The American Religion: The Emergence of the Post-Christian Nation
- Cover of the first edition
- Author: Harold Bloom
- Language: English
- Subject: Religion in the United States
- Publisher: Simon & Schuster
- Publication date: 1992 (1st edition) 2006 (2nd edition)
- Publication place: United States
- Media type: Print (Hardcover and Paperback)
- Pages: 288 (1st edition) 305 (2nd edition)
- ISBN: 0-671-67997-X

= The American Religion =

1992 book by Harold Bloom

The American Religion: The Emergence of the Post-Christian Nation (1992; second edition 2006) is a book by literary critic Harold Bloom, in which the author covers the topic of religion in the United States from a perspective which he calls religious criticism.

==Summary==

Bloom lays out his conception of a practice of religious criticism, by which he does not mean criticism of religion. He distinguishes the practice from other aspects of religious studies (e.g., history of religion or philosophy of religion) by analogy with his practice of literary criticism. Bloom says, literary criticism involves aspects of history et cetera, but is distinguished by having a focus on aesthetic judgments concerning literature. Bloom's religious criticism thus will involve history et cetera, but also pay attention particularly to the spiritual values of religions.

In this book, Bloom begins this practice by looking at religious groups in the United States. Bloom identifies Ralph Waldo Emerson and William James as previous scholars who practiced religious criticism of American religion. He concludes that in America there is a single, dominant religion of which many nominally distinct denominations are a part. Among these he identifies Mormonism, the Southern Baptist Convention, Pentecostalism, and Seventh-day Adventism. To a lesser extent however, he also includes nearly all "Christian" denominations in America, including mainline Protestantism and Roman Catholicism. Bloom's view is that all of these groups in America are united by requiring that each person may only truly meet with the divine when experiencing a "total inward solitude" and that salvation cannot be achieved by engaging with a community, but only through a one-to-one confrontation with the divine. While Bloom suggests that this American form of religion is to some extent a continuation of Enthusiasm in Europe, American religious groups are rightly distinguished from traditional Christianity: Although all of these groups identify as Christian, Bloom believes they represent a radical departure from the core aspects of that religion. Bloom says that the American religion is rather more like a form of Gnosticism. Bloom says that the events of the Second Great Awakening at Cane Ridge were formative for the American religion.

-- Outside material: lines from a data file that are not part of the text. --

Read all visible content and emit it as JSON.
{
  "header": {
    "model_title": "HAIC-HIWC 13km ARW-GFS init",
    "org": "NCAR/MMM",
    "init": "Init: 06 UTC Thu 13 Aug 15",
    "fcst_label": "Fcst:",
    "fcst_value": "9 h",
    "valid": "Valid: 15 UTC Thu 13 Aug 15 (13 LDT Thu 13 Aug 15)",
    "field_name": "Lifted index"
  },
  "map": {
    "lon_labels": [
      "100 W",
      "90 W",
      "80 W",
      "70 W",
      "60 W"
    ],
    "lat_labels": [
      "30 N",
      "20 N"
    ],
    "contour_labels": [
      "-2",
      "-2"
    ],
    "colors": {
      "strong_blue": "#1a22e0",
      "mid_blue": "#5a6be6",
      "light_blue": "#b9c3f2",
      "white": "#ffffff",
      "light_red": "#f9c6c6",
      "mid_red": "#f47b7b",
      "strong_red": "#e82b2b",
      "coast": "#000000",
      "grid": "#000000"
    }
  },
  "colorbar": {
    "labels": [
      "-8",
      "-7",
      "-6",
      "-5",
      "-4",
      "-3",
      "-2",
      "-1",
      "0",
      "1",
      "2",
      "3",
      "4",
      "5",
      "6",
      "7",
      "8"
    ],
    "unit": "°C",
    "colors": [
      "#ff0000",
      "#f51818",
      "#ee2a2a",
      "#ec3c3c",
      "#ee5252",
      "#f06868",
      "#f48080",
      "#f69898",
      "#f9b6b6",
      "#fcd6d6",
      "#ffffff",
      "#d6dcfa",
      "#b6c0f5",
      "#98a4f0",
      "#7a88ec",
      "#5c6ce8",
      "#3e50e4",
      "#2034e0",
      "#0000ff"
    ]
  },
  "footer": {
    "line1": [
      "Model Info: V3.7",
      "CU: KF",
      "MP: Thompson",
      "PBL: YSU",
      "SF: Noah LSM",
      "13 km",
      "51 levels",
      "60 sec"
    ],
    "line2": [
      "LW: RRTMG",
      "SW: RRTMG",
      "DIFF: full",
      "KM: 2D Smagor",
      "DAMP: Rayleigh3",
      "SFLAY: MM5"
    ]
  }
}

Bloom regards the American Religion as successful by his standards for religious imagination; however, he distinguishes this success from the social and political consequences of the religion. At times he criticizes elements in the American religion for their political activities, saying even that he is "politically appalled by what may be some of its consequences. Since the Reagan-Bush national Republicans have become one with the American Religion, my fear is that we will never again see a Democrat in the Presidency during my lifetime."

==Publication history==
The first edition was published by Simon & Schuster in 1992 with the full title, The American Religion: The Emergence of the Post-Christian Nation. The second edition was published by Chu Hartley Publishers in 2006 without the subtitle and included a new afterword.

==Reception==

In Reviews in American History, Henry F. May writes that the work is "brilliant and original" and that "Historians interested in American religion ... will do well to read it and think about what it says." He also however criticizes Bloom for being "unabashedly subjective and sometimes wrong-headed" and using "sweeping generalizations".

Writing in Commentary, Richard John Neuhaus dismissed the book as "a 288-page imaginative flirtation with nonsense". Neuhaus says that Bloom's interpretations of various denominations unduly ignore the explicit statements from these religious groups.

Writing in America, James P. Hanigan says that Bloom offers "suggestive and important insights", particularly the claim that traditional Christianity is not well-suited to Americans, and that the belief in direct experience of God is connected to anti-intellectualism. Hanigan suggests though that Bloom's argument is motivated by his own "Gnostic" spirituality, and concludes that it is, in the end, unpersuasive.